The Federal Communications Commission has launched a new map designed to show consumers what kind of cellular coverage they can expect in a given area from AT&T, T-Mobile, US Cellular, and Verizon. It’s been a long time coming, and it doesn’t address home internet availability, but it looks like an improvement over the agency’s woefully inadequate and inaccurate past attempts to show gaps in the nation’s broadband coverage.
As Verge editor-in-chief Nilay Patel pointed out on Twitter, it shouldn’t have taken this long for this map to be available. The law requiring that these maps be made, known as the Broadband Deployment Accuracy and Technological Availability (DATA) Act, was signed in March 2020, and the lack of details about broadband coverage has created confusion about the so-called digital divide for years.

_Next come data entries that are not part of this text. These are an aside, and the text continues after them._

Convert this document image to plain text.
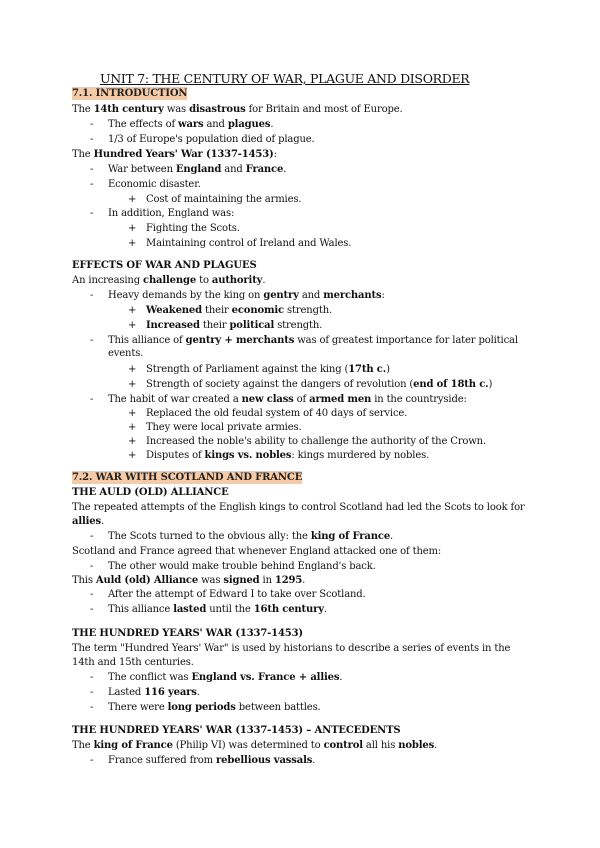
UNIT 7: THE CENTURY OF WAR, PLAGUE AND DISORDER
7.1. INTRODUCTION
The 14th century was disastrous for Britain and most of Europe.
- The effects of wars and plagues.
- 1/3 of Europe's population died of plague.
The Hundred Years' War (1337-1453):
- War between England and France.
- Economic disaster.
+ Cost of maintaining the armies.
- In addition, England was:
+ Fighting the Scots.
+ Maintaining control of Ireland and Wales.
EFFECTS OF WAR AND PLAGUES
An increasing challenge to authority.
- Heavy demands by the king on gentry and merchants:
+ Weakened their economic strength.
+ Increased their political strength.
- This alliance of gentry + merchants was of greatest importance for later political
events.
+ Strength of Parliament against the king (17th c.)
+ Strength of society against the dangers of revolution (end of 18th c.)
- The habit of war created a new class of armed men in the countryside:
+ Replaced the old feudal system of 40 days of service.
+ They were local private armies.
+ Increased the noble's ability to challenge the authority of the Crown.
+ Disputes of kings vs. nobles: kings murdered by nobles.
7.2. WAR WITH SCOTLAND AND FRANCE
THE AULD (OLD) ALLIANCE
The repeated attempts of the English kings to control Scotland had led the Scots to look for
allies.
- The Scots turned to the obvious ally: the king of France.
Scotland and France agreed that whenever England attacked one of them:
- The other would make trouble behind England's back.
This Auld (old) Alliance was signed in 1295.
- After the attempt of Edward I to take over Scotland.
- This alliance lasted until the 16th century.
THE HUNDRED YEARS' WAR (1337-1453)
The term "Hundred Years' War" is used by historians to describe a series of events in the
14th and 15th centuries.
- The conflict was England vs. France + allies.
- Lasted 116 years.
- There were long periods between battles.
THE HUNDRED YEARS' WAR (1337-1453) – ANTECEDENTS
The king of France (Philip VI) was determined to control all his nobles.
- France suffered from rebellious vassals.
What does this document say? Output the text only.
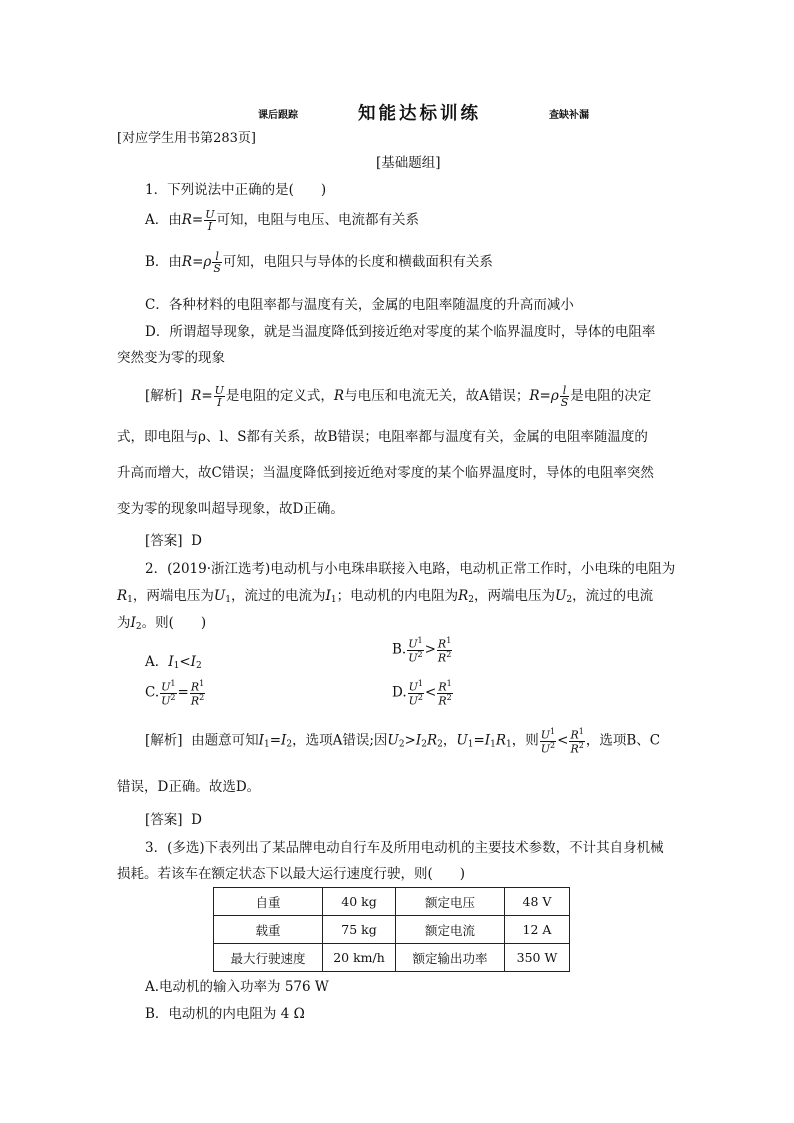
课后跟踪	知能达标训练	查缺补漏
[对应学生用书第283页]
[基础题组]
1．下列说法中正确的是(　　)
A．由$R= \frac{U}{I}$ 可知，电阻与电压、电流都有关系
B．由$R=\rho \frac{l}{S}$ 可知，电阻只与导体的长度和横截面积有关系
C．各种材料的电阻率都与温度有关，金属的电阻率随温度的升高而减小
D．所谓超导现象，就是当温度降低到接近绝对零度的某个临界温度时，导体的电阻率
突然变为零的现象
[解析] $R= \frac{U}{I}$ 是电阻的定义式，R与电压和电流无关，故A错误；$R=\rho \frac{l}{S}$ 是电阻的决定
式，即电阻与ρ、l、S都有关系，故B错误；电阻率都与温度有关，金属的电阻率随温度的
升高而增大，故C错误；当温度降低到接近绝对零度的某个临界温度时，导体的电阻率突然
变为零的现象叫超导现象，故D正确。
[答案] D
2．(2019·浙江选考)电动机与小电珠串联接入电路，电动机正常工作时，小电珠的电阻为
$R_1$，两端电压为$U_1$，流过的电流为$I_1$；电动机的内电阻为$R_2$，两端电压为$U_2$，流过的电流
为$I_2$。则(　　)
A．$I_1<I_2$
B. $\frac{U^1}{U^2} > \frac{R^1}{R^2}$
C. $\frac{U^1}{U^2} = \frac{R^1}{R^2}$	D. $\frac{U^1}{U^2} < \frac{R^1}{R^2}$
[解析] 由题意可知$I_1=I_2$，选项A错误;因$U_2>I_2R_2$，$U_1=I_1R_1$，则 $\frac{U^1}{U^2} < \frac{R^1}{R^2}$ ，选项B、C
错误，D正确。故选D。
[答案] D
3．(多选)下表列出了某品牌电动自行车及所用电动机的主要技术参数，不计其自身机械
损耗。若该车在额定状态下以最大运行速度行驶，则(　　)
自重	40 kg	额定电压	48 V
载重	75 kg	额定电流	12 A
最大行驶速度	20 km/h	额定输出功率	350 W
A.电动机的输入功率为 576 W
B．电动机的内电阻为 4 Ω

It’s also worth noting that the map isn’t based on data that the FCC collected or crowdsourced. FCC acting chairwoman Jessica Rosenworcel said in a news release that the data was provided by the carriers who don’t have a great reputation for having the most accurate picture of where they do and don’t provide broadband (though the FCC is working on getting a better picture of home internet availability, and The Verge and Consumer Reports are working on examining how cost-effective broadband is). The map also doesn’t address the issue with home internet availability, which has been a long-running concern.

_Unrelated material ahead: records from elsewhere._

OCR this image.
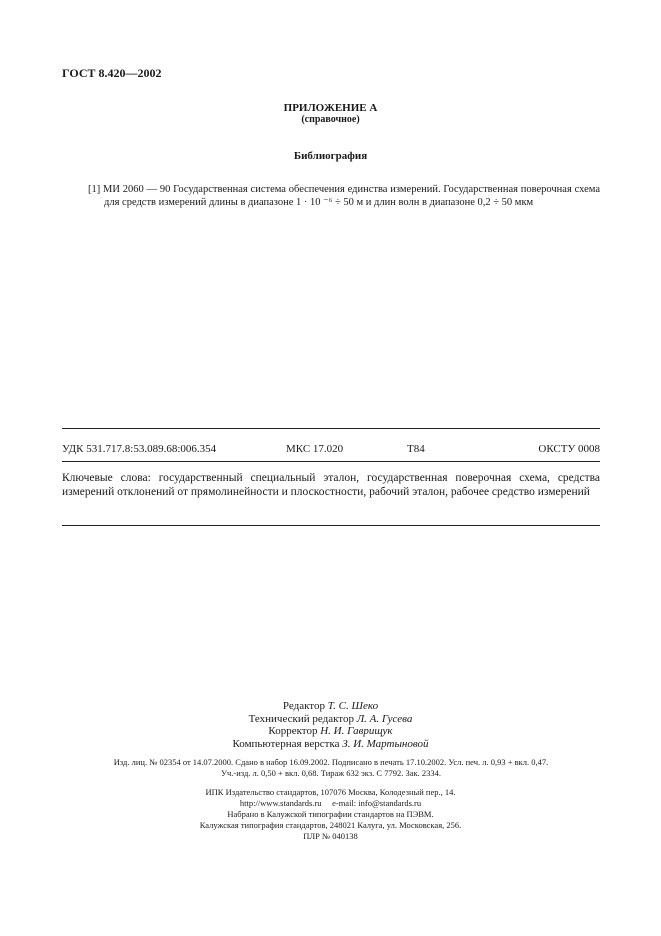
ГОСТ 8.420—2002
ПРИЛОЖЕНИЕ А
(справочное)
Библиография
[1] МИ 2060 — 90 Государственная система обеспечения единства измерений. Государственная поверочная схема для средств измерений длины в диапазоне 1 · 10 ⁻⁶ ÷ 50 м и длин волн в диапазоне 0,2 ÷ 50 мкм
УДК 531.717.8:53.089.68:006.354	МКС 17.020	Т84	ОКСТУ 0008
Ключевые слова: государственный специальный эталон, государственная поверочная схема, средства измерений отклонений от прямолинейности и плоскостности, рабочий эталон, рабочее средство измерений
Редактор Т. С. Шеко
Технический редактор Л. А. Гусева
Корректор Н. И. Гаврищук
Компьютерная верстка З. И. Мартыновой
Изд. лиц. № 02354 от 14.07.2000. Сдано в набор 16.09.2002. Подписано в печать 17.10.2002. Усл. печ. л. 0,93 + вкл. 0,47.
Уч.-изд. л. 0,50 + вкл. 0,68. Тираж 632 экз. С 7792. Зак. 2334.
ИПК Издательство стандартов, 107076 Москва, Колодезный пер., 14.
http://www.standards.ru     e-mail: info@standards.ru
Набрано в Калужской типографии стандартов на ПЭВМ.
Калужская типография стандартов, 248021 Калуга, ул. Московская, 256.
ПЛР № 040138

The interactive map lets users select which carrier’s coverage map they want to see, and it provides information about LTE coverage, voice coverage, or both. The FCC says the map is the work of its Broadband Data Task Force. The map is fairly user-friendly; instead of having to flip between T-Mobile, AT&T, and Verizon’s coverage maps, users can see all of the data in one place, overlaid on top of each other. The map also provides a distinction between data availability and voice availability — which is useful, as being able to make a call and being able to get online are obviously two very different things.
One big thing the map is missing is data about 5G coverage, or really any indicator of what kind of speeds users can expect. In a note about the map’s launch, Rosenworcel says the network has to provide at least 5Mbps down and 1Mbps up to qualify as 4G data coverage. If one carrier provided an area with 100Mbps speeds and another provided 10Mbps speeds, that could be difficult to distinguish on the map.
Rosenworcel also admits that this map is only a first step in the FCC’s work to improve the information available to consumers, but it’s an important one. It at least lets consumers know the minimum of what mobile coverage they should expect in a given area and gives them the tools to make more informed decisions about their cellular provider. Hopefully the FCC will be able to have a similar effort to map the availability of home internet connections in the future.
Update August 6th, 5:00PM ET: Clarified that this map doesn’t address home internet availability issues.